D'assombrado o snr. Lino perdeu a garfada de arroz. E, depois de ter ruminado mudamente a sua emoção, confessou que lhe interessavam muito todos esses lugares santos porque tinha religião, graças a Deus! E tinha um emprego, graças tambem a Deus, na Camara Patriarchal…

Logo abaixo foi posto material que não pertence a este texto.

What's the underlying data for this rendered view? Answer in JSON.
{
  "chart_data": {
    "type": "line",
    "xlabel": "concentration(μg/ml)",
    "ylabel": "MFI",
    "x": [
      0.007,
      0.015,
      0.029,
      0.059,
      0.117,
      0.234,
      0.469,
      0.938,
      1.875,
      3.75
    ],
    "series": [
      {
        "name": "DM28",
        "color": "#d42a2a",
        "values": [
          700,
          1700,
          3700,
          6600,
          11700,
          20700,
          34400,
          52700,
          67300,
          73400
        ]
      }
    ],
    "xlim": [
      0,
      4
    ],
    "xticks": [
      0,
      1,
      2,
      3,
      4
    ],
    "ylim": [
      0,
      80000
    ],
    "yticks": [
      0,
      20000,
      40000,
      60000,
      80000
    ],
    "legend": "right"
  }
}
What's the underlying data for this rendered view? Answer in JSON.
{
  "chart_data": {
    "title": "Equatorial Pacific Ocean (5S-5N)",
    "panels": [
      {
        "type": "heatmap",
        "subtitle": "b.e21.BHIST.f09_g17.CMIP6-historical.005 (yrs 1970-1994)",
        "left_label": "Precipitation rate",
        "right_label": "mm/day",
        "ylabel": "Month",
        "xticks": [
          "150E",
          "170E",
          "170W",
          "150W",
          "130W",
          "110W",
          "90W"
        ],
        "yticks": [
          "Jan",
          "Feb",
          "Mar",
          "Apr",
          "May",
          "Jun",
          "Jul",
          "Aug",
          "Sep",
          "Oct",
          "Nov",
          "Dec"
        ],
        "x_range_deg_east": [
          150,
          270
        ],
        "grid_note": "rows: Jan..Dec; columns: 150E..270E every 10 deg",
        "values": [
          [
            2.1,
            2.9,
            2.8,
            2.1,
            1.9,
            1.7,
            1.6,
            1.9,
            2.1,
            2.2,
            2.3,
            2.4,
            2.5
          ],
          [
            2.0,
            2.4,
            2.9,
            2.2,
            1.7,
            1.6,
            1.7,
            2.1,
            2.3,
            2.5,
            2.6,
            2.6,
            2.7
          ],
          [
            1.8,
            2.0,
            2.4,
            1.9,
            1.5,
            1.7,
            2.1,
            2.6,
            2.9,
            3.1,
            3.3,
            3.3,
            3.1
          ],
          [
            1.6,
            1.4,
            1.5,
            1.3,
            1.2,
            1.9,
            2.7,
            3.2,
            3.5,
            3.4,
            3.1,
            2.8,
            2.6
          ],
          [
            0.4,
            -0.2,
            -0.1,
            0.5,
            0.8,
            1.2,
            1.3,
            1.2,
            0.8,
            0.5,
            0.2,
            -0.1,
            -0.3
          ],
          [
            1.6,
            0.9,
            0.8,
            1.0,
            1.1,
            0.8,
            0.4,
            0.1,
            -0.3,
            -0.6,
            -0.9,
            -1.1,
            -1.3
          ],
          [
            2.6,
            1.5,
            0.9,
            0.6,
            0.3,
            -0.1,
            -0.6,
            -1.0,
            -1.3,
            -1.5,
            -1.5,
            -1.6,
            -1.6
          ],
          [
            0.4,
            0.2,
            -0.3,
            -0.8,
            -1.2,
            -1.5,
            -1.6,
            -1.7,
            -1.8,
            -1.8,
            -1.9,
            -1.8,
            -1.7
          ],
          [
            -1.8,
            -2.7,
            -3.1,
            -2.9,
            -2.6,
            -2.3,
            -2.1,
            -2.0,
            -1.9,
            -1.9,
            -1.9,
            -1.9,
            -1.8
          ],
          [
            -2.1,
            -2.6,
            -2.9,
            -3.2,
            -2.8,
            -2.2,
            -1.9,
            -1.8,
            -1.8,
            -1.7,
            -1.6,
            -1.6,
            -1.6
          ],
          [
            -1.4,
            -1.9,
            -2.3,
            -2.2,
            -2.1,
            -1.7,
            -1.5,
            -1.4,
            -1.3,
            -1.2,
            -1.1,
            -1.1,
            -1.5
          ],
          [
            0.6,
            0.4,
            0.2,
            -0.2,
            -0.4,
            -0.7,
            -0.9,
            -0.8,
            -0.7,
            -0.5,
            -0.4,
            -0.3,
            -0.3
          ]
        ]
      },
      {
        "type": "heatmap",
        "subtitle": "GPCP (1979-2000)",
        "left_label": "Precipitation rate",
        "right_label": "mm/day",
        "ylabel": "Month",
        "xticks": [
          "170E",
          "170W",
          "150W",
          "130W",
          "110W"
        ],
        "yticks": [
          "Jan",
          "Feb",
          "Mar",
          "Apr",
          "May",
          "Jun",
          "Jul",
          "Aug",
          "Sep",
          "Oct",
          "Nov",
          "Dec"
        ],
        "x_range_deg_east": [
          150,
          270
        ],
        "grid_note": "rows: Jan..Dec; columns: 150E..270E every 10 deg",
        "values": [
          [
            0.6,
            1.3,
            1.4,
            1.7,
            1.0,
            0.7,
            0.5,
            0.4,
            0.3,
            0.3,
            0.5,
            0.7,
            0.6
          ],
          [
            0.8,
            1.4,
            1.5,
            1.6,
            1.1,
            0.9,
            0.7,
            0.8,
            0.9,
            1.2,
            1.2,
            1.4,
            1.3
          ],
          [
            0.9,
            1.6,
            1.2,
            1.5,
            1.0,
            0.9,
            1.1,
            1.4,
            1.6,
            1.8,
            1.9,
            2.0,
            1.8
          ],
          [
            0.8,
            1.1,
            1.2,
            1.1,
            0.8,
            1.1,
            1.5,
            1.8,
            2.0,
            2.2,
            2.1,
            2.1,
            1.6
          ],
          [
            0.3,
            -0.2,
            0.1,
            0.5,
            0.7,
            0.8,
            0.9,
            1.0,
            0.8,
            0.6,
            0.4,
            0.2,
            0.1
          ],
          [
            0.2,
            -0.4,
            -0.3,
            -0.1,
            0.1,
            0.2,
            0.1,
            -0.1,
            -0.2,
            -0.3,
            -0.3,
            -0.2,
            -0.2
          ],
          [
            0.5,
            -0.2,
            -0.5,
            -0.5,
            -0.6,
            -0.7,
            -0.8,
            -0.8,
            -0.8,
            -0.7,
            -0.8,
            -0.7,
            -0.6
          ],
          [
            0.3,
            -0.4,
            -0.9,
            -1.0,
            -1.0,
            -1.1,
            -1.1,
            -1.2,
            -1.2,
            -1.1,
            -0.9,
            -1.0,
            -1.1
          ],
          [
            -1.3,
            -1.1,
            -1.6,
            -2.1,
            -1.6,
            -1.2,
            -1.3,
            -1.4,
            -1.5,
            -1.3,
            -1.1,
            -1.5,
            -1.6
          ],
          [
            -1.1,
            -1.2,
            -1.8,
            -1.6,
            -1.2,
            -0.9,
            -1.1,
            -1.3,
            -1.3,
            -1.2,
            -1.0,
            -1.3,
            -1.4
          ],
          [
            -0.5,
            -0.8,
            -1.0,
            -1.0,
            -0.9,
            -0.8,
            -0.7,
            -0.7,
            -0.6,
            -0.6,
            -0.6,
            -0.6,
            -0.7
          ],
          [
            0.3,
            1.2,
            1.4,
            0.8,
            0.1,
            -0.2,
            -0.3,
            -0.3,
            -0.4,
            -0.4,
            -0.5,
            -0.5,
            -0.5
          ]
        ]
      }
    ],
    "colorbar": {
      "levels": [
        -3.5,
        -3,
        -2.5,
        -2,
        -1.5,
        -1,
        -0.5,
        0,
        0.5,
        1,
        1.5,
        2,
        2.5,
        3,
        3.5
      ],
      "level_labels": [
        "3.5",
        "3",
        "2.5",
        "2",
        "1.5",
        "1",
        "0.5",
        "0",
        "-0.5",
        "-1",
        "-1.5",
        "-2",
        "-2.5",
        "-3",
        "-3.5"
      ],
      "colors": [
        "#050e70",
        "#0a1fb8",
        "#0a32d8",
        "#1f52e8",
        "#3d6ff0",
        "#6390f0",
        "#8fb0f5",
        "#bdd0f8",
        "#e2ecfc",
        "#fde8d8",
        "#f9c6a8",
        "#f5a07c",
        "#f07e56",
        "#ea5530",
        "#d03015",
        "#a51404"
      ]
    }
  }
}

—Ah, na Camara Patriarchal! acudi eu. Sim, muito respeitavel… Eu conheci muito um Patriarcha… Conheci muito o snr. Patriarcha de Jerusalem. Cavalheiro muito santo, muito catita… Até nos ficamos tratando de tu!

O snr. Lino offereceu-me da sua agua de Vidago—e conversámos das terras da Escriptura.

—Que tal Jerusalem, como lojas?…

—Como lojas?… Lojas de modas?

—Não, não! atalhou o snr. Lino. Quero dizer lojas de santidade, de reliquiarias, de coisinhas divinas…

—Sim… Menos mau. Ha o Damiani na Via Dolorosa que tem tudo, até ossos de Martyres… Mas o melhor é cada um esquadrinhar, escavar… Eu n'essas coisas trouxe maravilhas!

Uma chamma de singular cubiça avivou as pupillas amarelladas do snr.
Lino, da Camara Patriarchal. E de repente, com uma decisão d'inspirado:

—Andrésinho, a pinguinha de Porto… Hoje é brodio!

Quando o gallego pousou a garrafa, com a sua data traçada á mão n'um velho rotulo de papel almasso—o snr. Lino offertou-me um calice cheio.